In summary we need a ActorCriticObjective. The policy objective of A2C and ACKTR is implemented in A2CObjective. It discounts the rewards and uses entropy regularization (see A2CObjective).

from actorcritic.objectives import A2CObjective

objective = A2CObjective(model, discount_factor=0.99, entropy_regularization_strength=0.01)

Next we need an optimizer for our neural network:

import tensorflow as tf

# A2C uses the RMSProp optimizer
optimizer = tf.train.RMSPropOptimizer(learning_rate=0.0007)

# create an 'optimize' operation that we can call
# use optimize_shared() since we share the network between the policy and the baseline
optimize_op = objective.optimize_shared(optimizer)

That is all. We can use all variables defined above to run the A2C algorithm:

while True:
    # take multiple steps in all environments
    observations, actions, rewards, terminals, next_observations, infos = agent.interact(session)
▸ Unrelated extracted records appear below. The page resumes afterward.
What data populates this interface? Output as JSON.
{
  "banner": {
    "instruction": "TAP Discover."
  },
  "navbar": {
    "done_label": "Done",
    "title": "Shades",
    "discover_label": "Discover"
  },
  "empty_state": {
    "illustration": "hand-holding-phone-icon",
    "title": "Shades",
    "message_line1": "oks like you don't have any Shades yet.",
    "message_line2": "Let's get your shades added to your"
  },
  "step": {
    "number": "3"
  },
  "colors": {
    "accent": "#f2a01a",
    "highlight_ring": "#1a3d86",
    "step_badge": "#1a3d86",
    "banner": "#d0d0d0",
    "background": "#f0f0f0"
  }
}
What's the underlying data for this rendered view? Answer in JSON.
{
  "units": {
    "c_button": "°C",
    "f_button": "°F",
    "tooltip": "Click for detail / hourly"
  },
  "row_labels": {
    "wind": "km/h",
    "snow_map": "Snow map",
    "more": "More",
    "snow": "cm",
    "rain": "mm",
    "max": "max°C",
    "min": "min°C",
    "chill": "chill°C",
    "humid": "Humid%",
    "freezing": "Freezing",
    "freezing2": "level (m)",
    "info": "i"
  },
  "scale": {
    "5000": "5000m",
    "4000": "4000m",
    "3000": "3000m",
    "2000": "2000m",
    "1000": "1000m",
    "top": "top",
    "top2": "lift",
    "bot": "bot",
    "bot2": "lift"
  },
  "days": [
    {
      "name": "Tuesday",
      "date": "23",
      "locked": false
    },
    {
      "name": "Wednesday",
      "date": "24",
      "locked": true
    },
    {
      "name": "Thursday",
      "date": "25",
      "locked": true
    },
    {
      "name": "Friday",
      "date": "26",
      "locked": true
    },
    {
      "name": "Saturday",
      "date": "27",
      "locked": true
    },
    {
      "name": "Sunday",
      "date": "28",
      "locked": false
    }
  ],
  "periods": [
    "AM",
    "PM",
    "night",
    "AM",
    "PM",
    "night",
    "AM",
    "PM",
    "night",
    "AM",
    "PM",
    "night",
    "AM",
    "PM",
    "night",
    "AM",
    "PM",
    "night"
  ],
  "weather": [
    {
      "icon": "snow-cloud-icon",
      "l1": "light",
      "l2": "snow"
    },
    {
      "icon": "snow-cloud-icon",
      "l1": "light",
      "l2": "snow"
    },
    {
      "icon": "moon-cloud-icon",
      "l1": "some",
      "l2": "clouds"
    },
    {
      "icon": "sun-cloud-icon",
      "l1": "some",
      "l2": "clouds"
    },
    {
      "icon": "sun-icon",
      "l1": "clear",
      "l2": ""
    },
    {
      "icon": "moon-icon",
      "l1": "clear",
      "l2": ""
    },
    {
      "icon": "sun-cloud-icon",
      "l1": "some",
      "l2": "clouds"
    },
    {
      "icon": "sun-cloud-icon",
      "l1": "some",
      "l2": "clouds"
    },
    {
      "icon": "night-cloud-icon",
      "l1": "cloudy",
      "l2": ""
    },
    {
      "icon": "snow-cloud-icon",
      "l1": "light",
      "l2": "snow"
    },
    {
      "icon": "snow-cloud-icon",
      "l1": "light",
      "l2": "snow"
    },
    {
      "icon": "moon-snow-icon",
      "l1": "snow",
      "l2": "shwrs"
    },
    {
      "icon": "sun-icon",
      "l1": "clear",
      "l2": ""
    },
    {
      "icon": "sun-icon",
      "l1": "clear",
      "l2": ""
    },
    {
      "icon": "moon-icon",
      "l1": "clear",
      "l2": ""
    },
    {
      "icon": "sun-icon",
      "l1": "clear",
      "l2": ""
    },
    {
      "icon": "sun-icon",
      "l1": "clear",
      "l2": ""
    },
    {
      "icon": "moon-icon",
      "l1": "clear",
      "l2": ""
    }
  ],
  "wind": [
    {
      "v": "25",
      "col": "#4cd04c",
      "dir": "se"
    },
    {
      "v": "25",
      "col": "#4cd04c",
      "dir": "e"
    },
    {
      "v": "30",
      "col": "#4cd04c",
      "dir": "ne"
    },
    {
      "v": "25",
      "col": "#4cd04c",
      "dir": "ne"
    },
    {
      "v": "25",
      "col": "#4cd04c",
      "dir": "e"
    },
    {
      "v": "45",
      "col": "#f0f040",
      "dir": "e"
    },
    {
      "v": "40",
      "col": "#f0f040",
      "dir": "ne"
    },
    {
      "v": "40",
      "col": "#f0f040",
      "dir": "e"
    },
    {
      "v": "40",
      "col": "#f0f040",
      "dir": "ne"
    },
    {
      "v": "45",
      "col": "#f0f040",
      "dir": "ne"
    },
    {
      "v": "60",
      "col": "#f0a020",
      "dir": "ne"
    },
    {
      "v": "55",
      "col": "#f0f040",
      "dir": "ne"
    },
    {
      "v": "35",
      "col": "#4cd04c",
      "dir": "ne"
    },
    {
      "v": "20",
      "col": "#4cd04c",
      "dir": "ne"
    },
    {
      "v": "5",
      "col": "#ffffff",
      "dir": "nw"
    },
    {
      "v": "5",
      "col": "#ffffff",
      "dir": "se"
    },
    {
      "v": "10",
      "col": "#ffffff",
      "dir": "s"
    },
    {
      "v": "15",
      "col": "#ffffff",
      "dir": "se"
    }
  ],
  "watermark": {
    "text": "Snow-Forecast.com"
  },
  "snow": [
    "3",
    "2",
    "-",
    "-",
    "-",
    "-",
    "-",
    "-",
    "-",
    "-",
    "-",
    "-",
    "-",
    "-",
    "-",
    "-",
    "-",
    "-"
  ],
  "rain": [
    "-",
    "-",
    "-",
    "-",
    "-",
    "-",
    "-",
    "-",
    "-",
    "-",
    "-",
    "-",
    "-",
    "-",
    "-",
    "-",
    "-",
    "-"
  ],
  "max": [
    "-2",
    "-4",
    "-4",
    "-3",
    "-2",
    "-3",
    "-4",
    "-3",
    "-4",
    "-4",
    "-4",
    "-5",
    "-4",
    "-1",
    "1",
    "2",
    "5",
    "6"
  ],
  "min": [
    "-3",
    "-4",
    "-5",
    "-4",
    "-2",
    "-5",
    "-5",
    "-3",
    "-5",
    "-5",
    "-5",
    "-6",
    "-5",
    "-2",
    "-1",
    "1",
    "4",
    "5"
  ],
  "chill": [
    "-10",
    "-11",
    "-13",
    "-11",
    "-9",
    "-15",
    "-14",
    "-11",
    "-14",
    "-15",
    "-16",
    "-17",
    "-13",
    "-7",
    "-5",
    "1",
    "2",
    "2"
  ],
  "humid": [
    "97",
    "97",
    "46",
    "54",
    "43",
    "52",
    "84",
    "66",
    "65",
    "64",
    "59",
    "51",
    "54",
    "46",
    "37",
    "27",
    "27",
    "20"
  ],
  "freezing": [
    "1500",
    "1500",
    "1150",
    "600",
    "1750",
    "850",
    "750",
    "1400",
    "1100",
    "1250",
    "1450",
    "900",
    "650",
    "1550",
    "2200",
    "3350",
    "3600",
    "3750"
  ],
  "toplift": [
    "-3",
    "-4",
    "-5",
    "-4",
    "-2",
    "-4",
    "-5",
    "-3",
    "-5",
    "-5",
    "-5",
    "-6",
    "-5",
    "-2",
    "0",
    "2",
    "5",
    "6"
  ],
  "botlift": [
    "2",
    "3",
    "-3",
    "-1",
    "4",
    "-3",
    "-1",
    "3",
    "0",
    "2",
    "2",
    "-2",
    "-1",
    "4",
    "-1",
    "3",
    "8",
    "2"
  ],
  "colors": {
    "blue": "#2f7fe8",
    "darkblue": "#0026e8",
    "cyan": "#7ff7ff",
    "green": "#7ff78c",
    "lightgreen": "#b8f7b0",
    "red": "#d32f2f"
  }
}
    # improve the policy and the baseline
    session.run(optimize_op, feed_dict={
        model.observations_placeholder: observations,
        model.bootstrap_observations_placeholder: next_observations,
        model.actions_placeholder: actions,
        model.rewards_placeholder: rewards,
        model.terminals_placeholder: terminals
    })

bootstrap_observations_placeholder is needed to compute the bootstrap_values, which are used in the policy objective.

In order to use ACKTR we just have to change the optimizer to a kfac.KfacOptimizer.

See a2c_acktr.py for a full implementation, especially how to implement create_environments() and how to use the K-FAC optimizer.